We strongly recommend that installations use the SMF Logger, even if it’s recording to a DASDONLY logstream. You will need to spend a little time on migration because some of your procedures will need to be changed, but the benefits far outweigh the effort. For more information, see the SMF Logger Redbook in the “Resources” section.
The SYS1.PARMLIB member called SMFPRMxx defines the types of SMF records that are recorded. It also provides all the options used by SMF during its processing. It’s an important Parmlib member, although it’s seldom modified once it’s created. SMFPRMxx is processed at IPL and is pointed to by the IEASYSxx parameter of “SMF=xx”, where “xx” is the suffix of SMFPRMxx. If no reference is made, SMFPRM00 is assumed.
General SMFPRMxx recommendations:
- Use this member to document and keep track of product-assigned SMF record numbers. IBM assigns record types 0 through 127, while applications may use 128 through 255. Documenting which application uses each record type is quite important, especially for non-IBM products because there’s no single manual that lists which application creates which SMF records. It isn’t uncommon to find that people have lost track of which application uses each SMF record (see Figure 2).

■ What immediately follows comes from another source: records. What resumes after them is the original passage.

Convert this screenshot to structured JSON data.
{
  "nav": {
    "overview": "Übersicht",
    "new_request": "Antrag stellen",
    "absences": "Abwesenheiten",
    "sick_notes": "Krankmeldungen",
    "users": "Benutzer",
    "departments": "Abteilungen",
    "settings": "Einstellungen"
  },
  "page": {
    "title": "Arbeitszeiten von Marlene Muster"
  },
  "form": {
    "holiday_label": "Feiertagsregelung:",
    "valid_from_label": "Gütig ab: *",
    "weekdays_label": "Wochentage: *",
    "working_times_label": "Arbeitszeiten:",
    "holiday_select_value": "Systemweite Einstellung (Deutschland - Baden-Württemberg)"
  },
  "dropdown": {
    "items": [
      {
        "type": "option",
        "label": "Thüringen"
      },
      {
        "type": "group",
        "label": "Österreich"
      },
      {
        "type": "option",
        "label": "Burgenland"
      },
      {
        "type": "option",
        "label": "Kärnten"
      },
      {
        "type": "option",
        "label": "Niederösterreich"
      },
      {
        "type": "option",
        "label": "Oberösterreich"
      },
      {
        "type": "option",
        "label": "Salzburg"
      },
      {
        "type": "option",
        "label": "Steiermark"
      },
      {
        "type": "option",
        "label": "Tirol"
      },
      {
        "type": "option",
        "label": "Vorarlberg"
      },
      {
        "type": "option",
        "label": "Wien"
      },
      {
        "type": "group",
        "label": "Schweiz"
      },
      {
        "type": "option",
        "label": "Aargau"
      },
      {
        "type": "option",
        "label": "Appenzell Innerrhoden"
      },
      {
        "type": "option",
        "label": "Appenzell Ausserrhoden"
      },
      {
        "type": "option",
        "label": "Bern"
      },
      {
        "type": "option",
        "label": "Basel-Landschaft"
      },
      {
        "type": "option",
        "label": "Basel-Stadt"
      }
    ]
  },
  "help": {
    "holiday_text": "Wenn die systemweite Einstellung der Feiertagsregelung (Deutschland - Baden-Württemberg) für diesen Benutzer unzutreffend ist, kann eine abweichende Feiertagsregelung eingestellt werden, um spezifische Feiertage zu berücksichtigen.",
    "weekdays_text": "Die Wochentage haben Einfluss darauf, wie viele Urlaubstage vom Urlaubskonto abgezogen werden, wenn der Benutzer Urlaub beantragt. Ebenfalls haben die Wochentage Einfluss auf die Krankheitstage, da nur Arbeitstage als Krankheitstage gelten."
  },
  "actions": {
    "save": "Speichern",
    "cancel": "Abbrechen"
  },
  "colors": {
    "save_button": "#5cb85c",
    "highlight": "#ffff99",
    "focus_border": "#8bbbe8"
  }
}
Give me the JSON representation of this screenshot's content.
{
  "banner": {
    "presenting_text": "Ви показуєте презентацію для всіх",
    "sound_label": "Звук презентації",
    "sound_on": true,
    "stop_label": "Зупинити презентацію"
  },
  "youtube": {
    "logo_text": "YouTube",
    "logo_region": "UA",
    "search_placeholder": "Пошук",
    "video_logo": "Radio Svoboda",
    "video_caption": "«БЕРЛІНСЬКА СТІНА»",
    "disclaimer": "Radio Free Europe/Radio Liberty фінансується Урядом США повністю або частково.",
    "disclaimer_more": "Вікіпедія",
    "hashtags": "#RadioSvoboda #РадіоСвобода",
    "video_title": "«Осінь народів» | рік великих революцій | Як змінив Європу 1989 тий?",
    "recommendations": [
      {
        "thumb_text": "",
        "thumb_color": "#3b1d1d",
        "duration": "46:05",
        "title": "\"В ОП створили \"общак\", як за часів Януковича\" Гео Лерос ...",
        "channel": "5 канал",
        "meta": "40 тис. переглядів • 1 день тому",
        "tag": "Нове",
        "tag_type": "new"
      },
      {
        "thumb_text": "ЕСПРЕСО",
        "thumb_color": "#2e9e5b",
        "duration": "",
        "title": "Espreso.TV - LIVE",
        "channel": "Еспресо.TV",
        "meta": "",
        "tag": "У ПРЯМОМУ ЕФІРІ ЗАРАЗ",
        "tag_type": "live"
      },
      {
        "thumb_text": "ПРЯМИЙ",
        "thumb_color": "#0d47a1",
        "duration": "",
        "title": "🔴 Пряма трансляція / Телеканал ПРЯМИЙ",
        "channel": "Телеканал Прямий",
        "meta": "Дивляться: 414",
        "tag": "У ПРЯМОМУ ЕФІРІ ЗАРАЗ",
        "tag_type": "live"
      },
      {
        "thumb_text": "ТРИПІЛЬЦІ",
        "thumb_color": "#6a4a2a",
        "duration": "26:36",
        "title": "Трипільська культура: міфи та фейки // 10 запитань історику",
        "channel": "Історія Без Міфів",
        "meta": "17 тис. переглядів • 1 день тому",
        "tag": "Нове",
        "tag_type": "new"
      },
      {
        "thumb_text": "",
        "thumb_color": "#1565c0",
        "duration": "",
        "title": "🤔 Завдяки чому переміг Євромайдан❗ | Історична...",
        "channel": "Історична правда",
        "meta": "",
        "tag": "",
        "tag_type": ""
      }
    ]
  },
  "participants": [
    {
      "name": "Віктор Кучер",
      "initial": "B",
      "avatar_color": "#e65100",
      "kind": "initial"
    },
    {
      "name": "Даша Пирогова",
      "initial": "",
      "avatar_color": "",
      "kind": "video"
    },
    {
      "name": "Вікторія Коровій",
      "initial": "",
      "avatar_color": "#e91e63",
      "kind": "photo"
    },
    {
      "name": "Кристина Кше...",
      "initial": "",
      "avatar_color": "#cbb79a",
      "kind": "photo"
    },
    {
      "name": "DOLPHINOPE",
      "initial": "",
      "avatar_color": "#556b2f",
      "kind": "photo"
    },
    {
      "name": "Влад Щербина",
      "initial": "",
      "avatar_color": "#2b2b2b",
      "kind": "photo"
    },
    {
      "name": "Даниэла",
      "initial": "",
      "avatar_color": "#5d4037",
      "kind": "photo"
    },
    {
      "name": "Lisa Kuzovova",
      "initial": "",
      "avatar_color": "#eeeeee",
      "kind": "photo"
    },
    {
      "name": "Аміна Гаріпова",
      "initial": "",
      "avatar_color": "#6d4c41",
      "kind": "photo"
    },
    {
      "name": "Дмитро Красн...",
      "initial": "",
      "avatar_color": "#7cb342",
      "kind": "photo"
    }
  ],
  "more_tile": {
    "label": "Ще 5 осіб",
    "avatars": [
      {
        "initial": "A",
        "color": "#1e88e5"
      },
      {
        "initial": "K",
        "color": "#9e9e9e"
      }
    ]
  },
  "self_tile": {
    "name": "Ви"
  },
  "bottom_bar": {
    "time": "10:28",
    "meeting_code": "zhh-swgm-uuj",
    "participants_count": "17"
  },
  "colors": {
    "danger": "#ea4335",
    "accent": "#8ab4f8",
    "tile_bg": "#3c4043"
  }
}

- SMF provides several exit points where you can look at, modify or delete SMF records during processing. You should keep track of these exit programs someplace. While some sites used the SMFPRMxx member to document the list of active exits, the location of their source, the location of the load modules and a brief description of why they’re used, most sites today use PROGxx for that documentation. You really should be using the dynamic exit facility of Parmlib member PROGxx so the exits can be changed without an IPL and documented in PROGxx instead of in SMFPRMxx.
- Code only the parameters that differ from IBM defaults. If IBM identifies that some values should be changed, they can change the defaults. If you hardcode the IBM default value, the new default won’t be picked up when IBM changes it. It’s usually to your advantage to let the new defaults apply.

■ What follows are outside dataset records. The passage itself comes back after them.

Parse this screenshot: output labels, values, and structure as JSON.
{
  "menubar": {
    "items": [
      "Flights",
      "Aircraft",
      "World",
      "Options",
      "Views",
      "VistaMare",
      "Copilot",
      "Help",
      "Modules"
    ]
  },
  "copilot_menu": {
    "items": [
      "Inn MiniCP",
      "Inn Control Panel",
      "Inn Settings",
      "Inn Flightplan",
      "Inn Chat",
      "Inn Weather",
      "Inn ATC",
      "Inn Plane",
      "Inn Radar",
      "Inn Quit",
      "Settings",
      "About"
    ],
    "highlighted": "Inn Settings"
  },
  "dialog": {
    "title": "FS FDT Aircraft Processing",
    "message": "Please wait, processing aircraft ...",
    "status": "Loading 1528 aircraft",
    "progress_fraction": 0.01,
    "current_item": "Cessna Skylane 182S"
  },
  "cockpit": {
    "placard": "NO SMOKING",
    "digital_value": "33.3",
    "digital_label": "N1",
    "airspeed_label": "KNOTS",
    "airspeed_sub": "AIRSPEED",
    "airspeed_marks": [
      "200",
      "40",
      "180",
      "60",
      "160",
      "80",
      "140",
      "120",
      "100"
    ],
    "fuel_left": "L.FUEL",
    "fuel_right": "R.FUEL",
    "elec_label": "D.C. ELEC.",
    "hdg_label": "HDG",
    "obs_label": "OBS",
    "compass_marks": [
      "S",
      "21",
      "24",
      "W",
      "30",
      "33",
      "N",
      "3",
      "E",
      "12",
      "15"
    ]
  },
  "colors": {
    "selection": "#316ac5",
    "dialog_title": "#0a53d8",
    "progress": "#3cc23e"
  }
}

- Use this member to document when you make changes to the SMFPRMxx member. It can often help resolve problems when they occur. Add a date to the change line as well! Figure 2 shows an example.
A future article will describe each parameter and our recommendations.

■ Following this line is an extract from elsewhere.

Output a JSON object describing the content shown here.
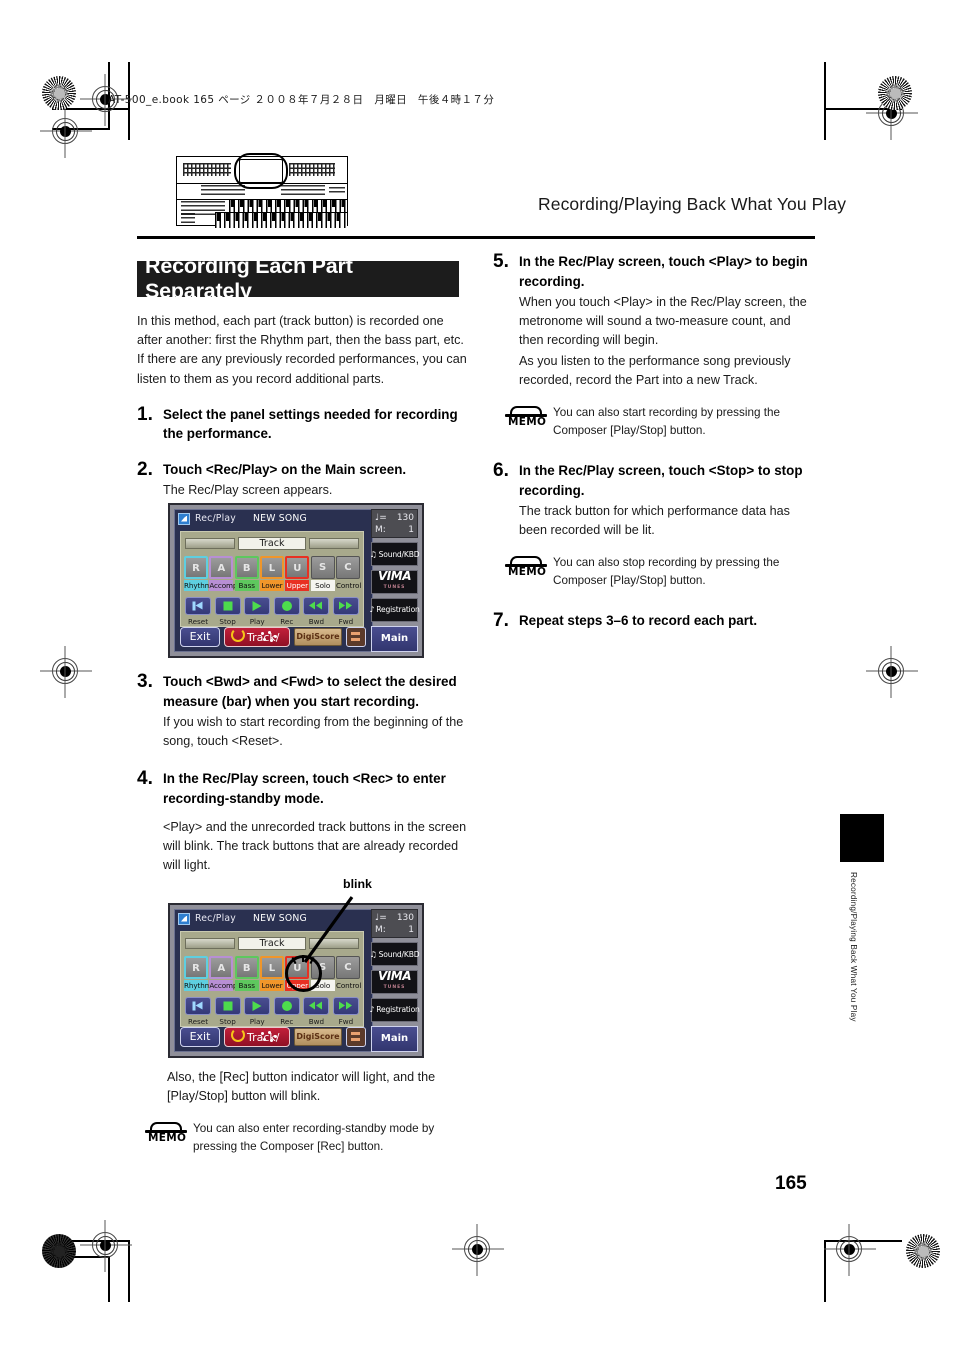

The primary SMF manual is the z/OS MVS System Management Facilities (SMF). This provides the record layouts, exits, macros and several recommendations on using the SMF files:
- z/OS 1.13 MVS System Management Facilities (SMF) (SA22-7630-25)
- z/OS 2.1 MVS System Management Facilities (SMF) (SA38-0667-02).
The z/OS MVS Initialization and Tuning Reference manual describes all the SMFPRMxx Parmlib parameters:
- z/OS 1.13 MVS Initialization and Tuning Reference (SA22-7592-24)
- z/OS 2.1 MVS Initialization and Tuning Reference (SA23-1380-02).
A wonderful Redbook on the SMF Logger is SMF Logstream Mode—Optimizing the New Paradigm (SG24-7919). Also, you can find a summary of SMF record types in our SMF Reference Summary at www.watsonwalker. com/references.html.